God’s Unusual Ways

“When she opened it, she saw the child, and behold, the baby wept. So she had compassion on him”

Exodus 2:6

Some Christians speak as though God has lost control and was in need of our help to accomplish his will but He doesn’t do things or use the people we think He should. When Jesus called His disciples He said, “Follow Me” not “Lead Me.” We should stop telling God what He should do and listen to Him.

A young mother had a son born under a death sentence. Pharaoh had commanded that all male babies born to the Hebrews be put to death. We are not told why Jochebed did as she did, but Pharaoh’s daughter found the baby in an ark among the reeds. She called his name Moses. She gave him back to his own mother to raise until he was weened at possibly five years old. Pharaoh wanted the baby dead but his own daughter paid the baby’s own mother to raise him until weened. Then she brought the young child into Pharaoh’s palace and gave him protection and the best education possible in Egypt at Pharaoh’s expense.

Saul persecuted, imprisoned and even killed the followers of Jesus Christ until he discovered who Jesus really is. His name was changed to Paul but those who had sent him out to afflict Christians now put a death sentence on him. But God had told Paul that he would preach the Gospel to kings and rulers. When Paul was rescued by the Romans from the religious Jews and imprisoned, it looked like his ministry might be over. However, it was the Lord’s way of protecting Paul from the religious zealots and getting him into the houses of rulers and king’s palaces to share the Gospel. In addition, he was given free passage to Rome, paid for and protected along the way by Rome, in order to preach the Gospel in Caesar’s palace and to his guard.

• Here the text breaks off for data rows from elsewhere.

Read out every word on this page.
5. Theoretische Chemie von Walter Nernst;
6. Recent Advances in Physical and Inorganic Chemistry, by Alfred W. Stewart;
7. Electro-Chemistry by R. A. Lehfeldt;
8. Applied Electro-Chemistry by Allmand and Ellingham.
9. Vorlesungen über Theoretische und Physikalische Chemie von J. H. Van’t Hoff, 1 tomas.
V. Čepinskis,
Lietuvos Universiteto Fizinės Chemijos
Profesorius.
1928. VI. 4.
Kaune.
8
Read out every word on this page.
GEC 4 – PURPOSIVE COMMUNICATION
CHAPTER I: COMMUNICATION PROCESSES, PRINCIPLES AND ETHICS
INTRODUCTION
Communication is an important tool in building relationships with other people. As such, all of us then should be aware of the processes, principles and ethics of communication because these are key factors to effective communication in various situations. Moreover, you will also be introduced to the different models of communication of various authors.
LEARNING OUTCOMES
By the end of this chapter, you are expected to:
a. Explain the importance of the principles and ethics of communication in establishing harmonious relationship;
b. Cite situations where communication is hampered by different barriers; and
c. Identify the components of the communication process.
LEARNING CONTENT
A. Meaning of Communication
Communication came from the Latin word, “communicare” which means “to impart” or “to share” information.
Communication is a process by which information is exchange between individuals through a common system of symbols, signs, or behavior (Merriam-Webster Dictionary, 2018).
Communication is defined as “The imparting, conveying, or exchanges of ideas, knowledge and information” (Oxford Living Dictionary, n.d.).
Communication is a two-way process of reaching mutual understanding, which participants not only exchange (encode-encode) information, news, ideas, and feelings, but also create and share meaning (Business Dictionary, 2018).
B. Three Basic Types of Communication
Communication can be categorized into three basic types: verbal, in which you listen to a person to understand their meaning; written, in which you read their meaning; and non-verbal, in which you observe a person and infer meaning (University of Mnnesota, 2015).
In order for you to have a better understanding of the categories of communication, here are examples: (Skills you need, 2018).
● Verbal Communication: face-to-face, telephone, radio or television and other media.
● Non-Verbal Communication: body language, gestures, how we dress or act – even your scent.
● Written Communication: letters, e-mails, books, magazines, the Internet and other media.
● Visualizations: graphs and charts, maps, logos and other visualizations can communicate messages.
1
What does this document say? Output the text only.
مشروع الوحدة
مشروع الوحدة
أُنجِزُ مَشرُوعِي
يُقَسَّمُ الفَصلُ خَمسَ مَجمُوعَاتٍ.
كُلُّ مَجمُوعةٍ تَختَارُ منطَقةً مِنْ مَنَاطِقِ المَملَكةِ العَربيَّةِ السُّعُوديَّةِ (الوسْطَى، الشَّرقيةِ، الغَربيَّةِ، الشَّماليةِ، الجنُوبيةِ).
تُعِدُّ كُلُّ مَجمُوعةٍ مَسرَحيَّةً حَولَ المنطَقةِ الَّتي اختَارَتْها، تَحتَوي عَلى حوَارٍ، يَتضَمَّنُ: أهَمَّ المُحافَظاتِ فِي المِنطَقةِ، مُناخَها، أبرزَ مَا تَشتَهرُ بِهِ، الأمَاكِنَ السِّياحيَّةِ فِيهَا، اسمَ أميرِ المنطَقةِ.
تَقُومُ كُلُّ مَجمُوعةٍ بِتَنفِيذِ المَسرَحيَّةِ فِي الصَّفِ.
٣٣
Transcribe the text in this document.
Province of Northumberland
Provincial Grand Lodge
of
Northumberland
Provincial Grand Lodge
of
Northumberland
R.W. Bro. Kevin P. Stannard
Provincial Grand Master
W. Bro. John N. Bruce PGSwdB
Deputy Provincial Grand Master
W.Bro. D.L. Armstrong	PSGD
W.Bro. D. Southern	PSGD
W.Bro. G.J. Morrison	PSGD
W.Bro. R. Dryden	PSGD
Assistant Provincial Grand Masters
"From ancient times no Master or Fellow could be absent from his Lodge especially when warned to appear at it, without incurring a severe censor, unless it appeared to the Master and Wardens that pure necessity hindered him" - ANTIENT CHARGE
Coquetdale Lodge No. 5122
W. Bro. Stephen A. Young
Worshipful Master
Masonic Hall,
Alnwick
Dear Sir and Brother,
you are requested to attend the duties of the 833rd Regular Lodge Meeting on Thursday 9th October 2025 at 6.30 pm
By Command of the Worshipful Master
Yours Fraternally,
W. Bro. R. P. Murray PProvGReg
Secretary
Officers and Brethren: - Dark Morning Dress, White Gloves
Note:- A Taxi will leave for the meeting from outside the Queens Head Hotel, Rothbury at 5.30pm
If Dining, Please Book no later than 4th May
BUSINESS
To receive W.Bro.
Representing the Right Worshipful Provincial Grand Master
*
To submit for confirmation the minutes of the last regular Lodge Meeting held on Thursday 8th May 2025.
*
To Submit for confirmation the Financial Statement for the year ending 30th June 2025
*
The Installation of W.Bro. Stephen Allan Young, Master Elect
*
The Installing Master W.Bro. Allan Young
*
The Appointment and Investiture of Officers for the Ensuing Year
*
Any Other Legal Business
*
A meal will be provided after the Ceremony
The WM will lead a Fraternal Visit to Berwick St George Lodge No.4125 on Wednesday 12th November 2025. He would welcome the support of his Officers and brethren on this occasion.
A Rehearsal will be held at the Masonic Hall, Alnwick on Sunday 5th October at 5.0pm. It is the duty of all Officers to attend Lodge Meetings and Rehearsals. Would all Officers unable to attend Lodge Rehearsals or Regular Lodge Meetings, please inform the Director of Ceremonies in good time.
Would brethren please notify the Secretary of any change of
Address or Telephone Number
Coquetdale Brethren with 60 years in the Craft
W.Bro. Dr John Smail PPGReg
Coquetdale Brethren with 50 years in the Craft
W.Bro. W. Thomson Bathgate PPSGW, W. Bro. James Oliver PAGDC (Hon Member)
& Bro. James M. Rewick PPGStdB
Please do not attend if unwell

I have a friend who was imprisoned for crimes but in that prison he called out to the Lord and was saved. While still in prison he studied the Bible by correspondence. Upon his release he went back into the prisons preaching the Gospel to people who were in the same place where he had been.

It may appeal to pride to think that God needs us – but He does not. Mordecai told Esther that God would find someone else if she didn’t cooperate. God does not need us but He chooses to allow us the privilege of serving with Him – provided we are available, teachable, willing and content to follow His lead.

Providentially Led

“God sent me before you to preserve life”

Genesis 45:5

Joseph meant this and it shows that he had absolutely forgiven his brothers. He wanted healing, reconciliation and restoration in his family. He had seen his brothers’ agony of guilt which led to humble and repentant hearts. He could see the hand of God in all the deliberate evil that had come upon him because it positioned him to be able to save his family. Since his life had been purposed by God to make him the man he now was, and position him in a place to save his family for the emergence of the nation of Israel, he could not do anything else but forgive his brothers. His final statement to his brothers on the matter was, “You meant it for evil against me, but God meant it for good, in order to bring it about as it is this day, to save many people alive” (Genesis 50:20). He doesn’t minimise the evil but he sees God’s purpose in it.

When we understand that the Lord has been directing our paths, even if through painful experiences, we will gladly hold no one in debt to us. As Joseph explains, God has taken each of us on the path He has in order to place us where we are, with the skills and abilities we have, in order to serve Him by serving His people where we are, with what we have. When people do evil against us, even intentionally, God intends it to thrust us into His presence just as a hurt child to its mother.

People who get bitter and angry about events in their past do not recognize that it has been God who has directed their path. Joseph could have been angry with God for not protecting him. He could have been bitter against his brothers for selling him into slavery. He could have blamed his father for not checking his brothers’ report more thoroughly. Now in a position of power he could have taken vengeance on them. Instead he recognized God’s divine providence and overseeing and was therefore readily able to forgive his brothers and actively make reconciliation and restoration a reality. That is how we will be able to forgive those who we believe have wronged us. The apostle Paul may have had this in the back of his mind when writing to the Christians in Rome. “We know that all things work together for good to those who love God, to those who are the called according to His purpose” (Romans 8:28). When we believe this, especially the “all things,” we will no longer be angry or bitter with others or with God concerning our circumstances.